No circularity: purely empirical RL evaluation

full rationale

The paper reports experimental results from training RL agents to jointly predict actions and durations in the FightLadder environment, comparing them to fixed frame-skip baselines against scripted bots. No mathematical derivations, equations, or first-principles claims are present that could reduce outputs to inputs by construction. All performance, repeatability, and robustness observations are direct empirical measurements rather than fitted parameters renamed as predictions or self-referential definitions. The work is therefore self-contained with no load-bearing circular steps.
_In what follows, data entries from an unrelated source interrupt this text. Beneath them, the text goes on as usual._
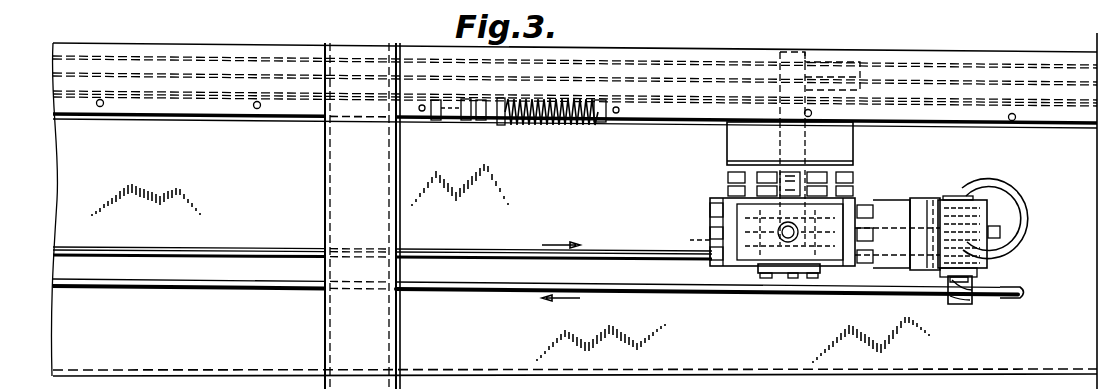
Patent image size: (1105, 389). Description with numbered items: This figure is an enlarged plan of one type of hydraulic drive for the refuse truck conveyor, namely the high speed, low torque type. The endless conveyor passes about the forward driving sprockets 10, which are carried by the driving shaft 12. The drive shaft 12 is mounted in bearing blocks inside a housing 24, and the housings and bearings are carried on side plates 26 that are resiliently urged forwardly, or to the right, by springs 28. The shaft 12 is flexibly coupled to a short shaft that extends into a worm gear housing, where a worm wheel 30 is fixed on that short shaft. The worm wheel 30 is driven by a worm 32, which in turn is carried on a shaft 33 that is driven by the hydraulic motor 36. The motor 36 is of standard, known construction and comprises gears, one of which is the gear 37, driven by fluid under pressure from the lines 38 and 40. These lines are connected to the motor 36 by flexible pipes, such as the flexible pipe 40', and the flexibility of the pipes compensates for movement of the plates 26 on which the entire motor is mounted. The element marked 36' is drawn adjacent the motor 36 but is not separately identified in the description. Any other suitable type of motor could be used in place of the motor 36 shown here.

The forward driving sprockets 10 is at (846, 44).
The driving shaft 12 is at (862, 89).
The housing 24 is at (835, 140).
The side plates 26 is at (652, 102).
The springs 28 is at (526, 124).
The worm wheel 30 is at (708, 240).
The worm 32 is at (800, 268).
The shaft 33 is at (886, 226).
The hydraulic motor 36 is at (957, 215).
The ring 36' is at (1007, 213).
The gear 37 is at (1002, 233).
The line 38 is at (527, 237).
The line 40 is at (538, 302).
The flexible pipe 40' is at (985, 301).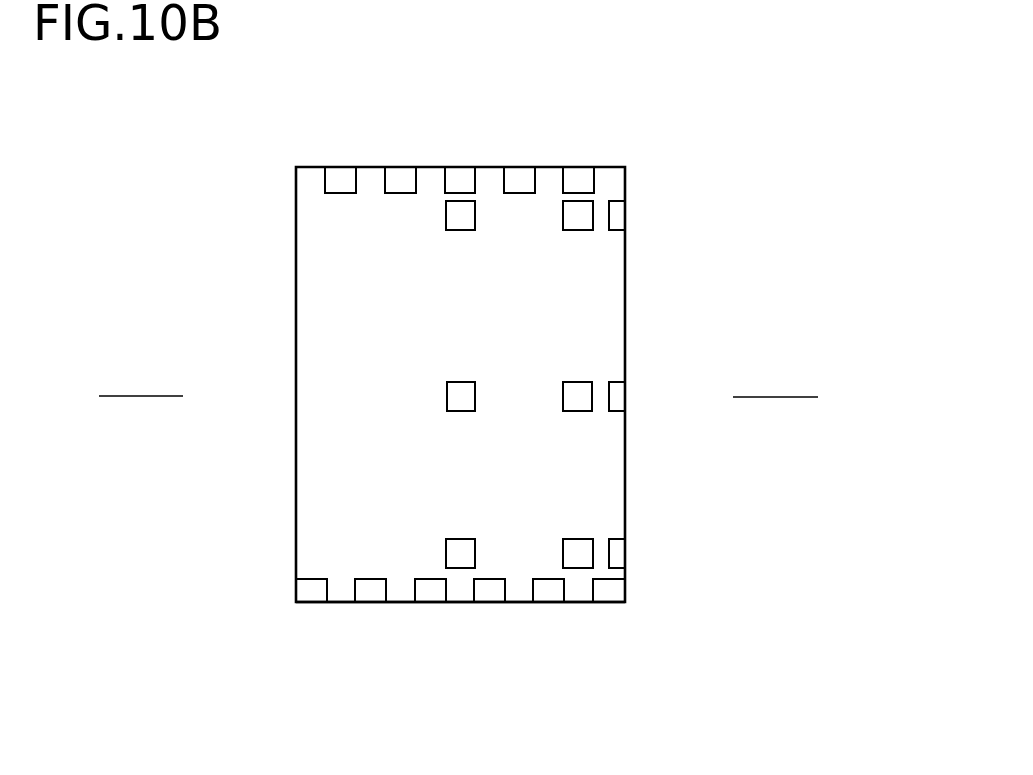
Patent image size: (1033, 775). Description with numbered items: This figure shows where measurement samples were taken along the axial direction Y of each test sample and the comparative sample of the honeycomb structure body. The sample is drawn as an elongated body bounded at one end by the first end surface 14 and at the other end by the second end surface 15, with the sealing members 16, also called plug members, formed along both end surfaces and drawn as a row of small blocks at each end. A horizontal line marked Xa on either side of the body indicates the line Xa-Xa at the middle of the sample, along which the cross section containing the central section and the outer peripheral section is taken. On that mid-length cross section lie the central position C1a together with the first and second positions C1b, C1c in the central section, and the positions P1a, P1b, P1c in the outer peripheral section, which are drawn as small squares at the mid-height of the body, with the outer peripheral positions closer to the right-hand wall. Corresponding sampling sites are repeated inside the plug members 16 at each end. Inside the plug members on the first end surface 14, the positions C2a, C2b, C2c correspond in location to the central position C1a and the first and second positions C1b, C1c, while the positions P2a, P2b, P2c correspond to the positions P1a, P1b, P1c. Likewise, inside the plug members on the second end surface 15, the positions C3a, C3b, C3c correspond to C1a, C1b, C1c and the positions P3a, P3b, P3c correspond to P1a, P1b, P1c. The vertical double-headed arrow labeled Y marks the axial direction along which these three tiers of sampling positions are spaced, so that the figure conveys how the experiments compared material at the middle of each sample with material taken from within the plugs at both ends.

The first end surface 14 is at (548, 165).
The second end surface 15 is at (531, 605).
The sealing members 16 is at (462, 177).
The sampling position C2a is at (327, 152).
The sampling position C2b is at (327, 152).
The sampling position C2c is at (327, 152).
The sampling position P2a is at (460, 215).
The sampling position P2b is at (575, 215).
The sampling position P2c is at (620, 215).
The central position C1a is at (296, 458).
The first position C1b is at (296, 458).
The second position C1c is at (296, 458).
The sampling position P1a is at (458, 393).
The sampling position P1b is at (580, 395).
The sampling position P1c is at (620, 397).
The sampling position C3a is at (347, 629).
The sampling position C3b is at (347, 629).
The sampling position C3c is at (347, 629).
The sampling position P3a is at (460, 552).
The sampling position P3b is at (578, 553).
The sampling position P3c is at (617, 552).
The line Xa- Xa is at (141, 386).
The axial direction Y is at (83, 347).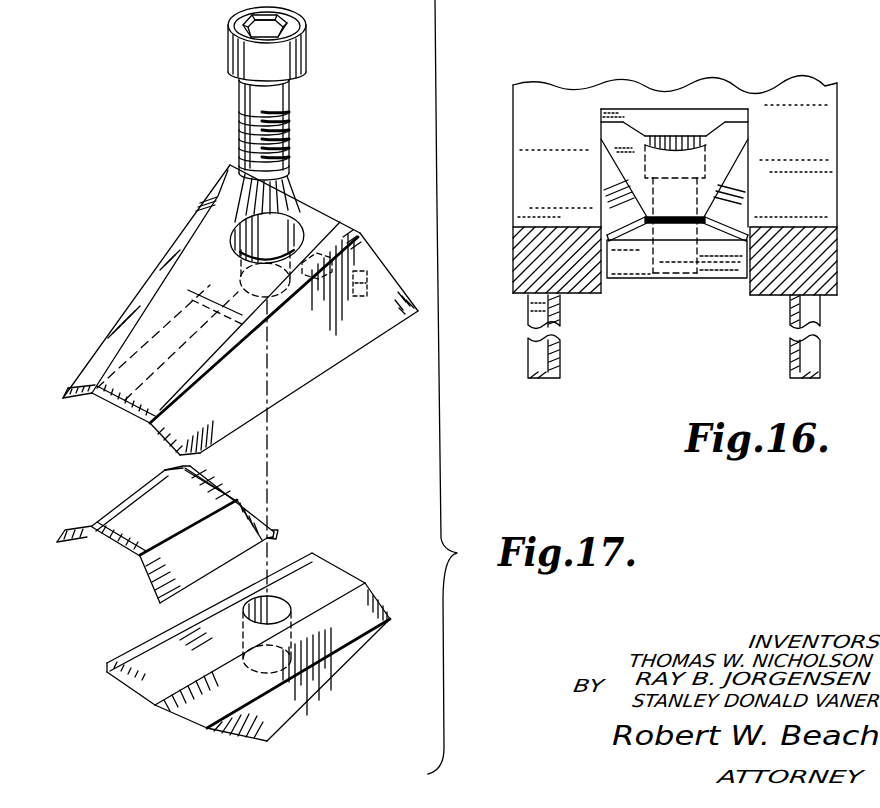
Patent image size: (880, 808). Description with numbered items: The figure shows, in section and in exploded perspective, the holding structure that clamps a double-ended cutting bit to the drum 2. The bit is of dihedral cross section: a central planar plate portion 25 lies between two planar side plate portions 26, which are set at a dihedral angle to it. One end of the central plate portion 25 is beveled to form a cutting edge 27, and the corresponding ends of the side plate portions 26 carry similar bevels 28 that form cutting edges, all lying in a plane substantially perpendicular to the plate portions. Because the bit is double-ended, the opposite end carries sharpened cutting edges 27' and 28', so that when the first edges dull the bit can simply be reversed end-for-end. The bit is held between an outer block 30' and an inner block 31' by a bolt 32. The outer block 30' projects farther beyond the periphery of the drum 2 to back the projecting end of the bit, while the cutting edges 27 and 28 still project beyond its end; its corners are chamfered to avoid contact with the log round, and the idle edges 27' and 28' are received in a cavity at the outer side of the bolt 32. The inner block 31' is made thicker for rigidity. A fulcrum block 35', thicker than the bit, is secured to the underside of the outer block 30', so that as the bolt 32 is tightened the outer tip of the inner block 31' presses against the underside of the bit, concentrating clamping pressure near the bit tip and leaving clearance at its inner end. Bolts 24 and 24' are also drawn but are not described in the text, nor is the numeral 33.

In FIG. 16, the drum 2 is at (803, 93).
In FIG. 16, the bolt 24 is at (559, 378).
In FIG. 16, the bolt 24' is at (569, 311).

Axiom & Free-Parameter Ledger

0 free parameters · 2 axioms · 0 invented entities

The central empirical claim rests on the assumption that the FightLadder simulator faithfully reproduces fighting-game dynamics and that scripted bots provide a meaningful benchmark for both performance and robustness.

axioms (2)
  • domain assumption The FightLadder environment accurately models the real-time dynamics and state transitions of fighting games for the purpose of RL training.
    All training and evaluation occurs inside this simulator.
  • domain assumption Performance against scripted built-in bots is a valid proxy for general agent capability and robustness.
    The paper reports results exclusively from matches against these bots.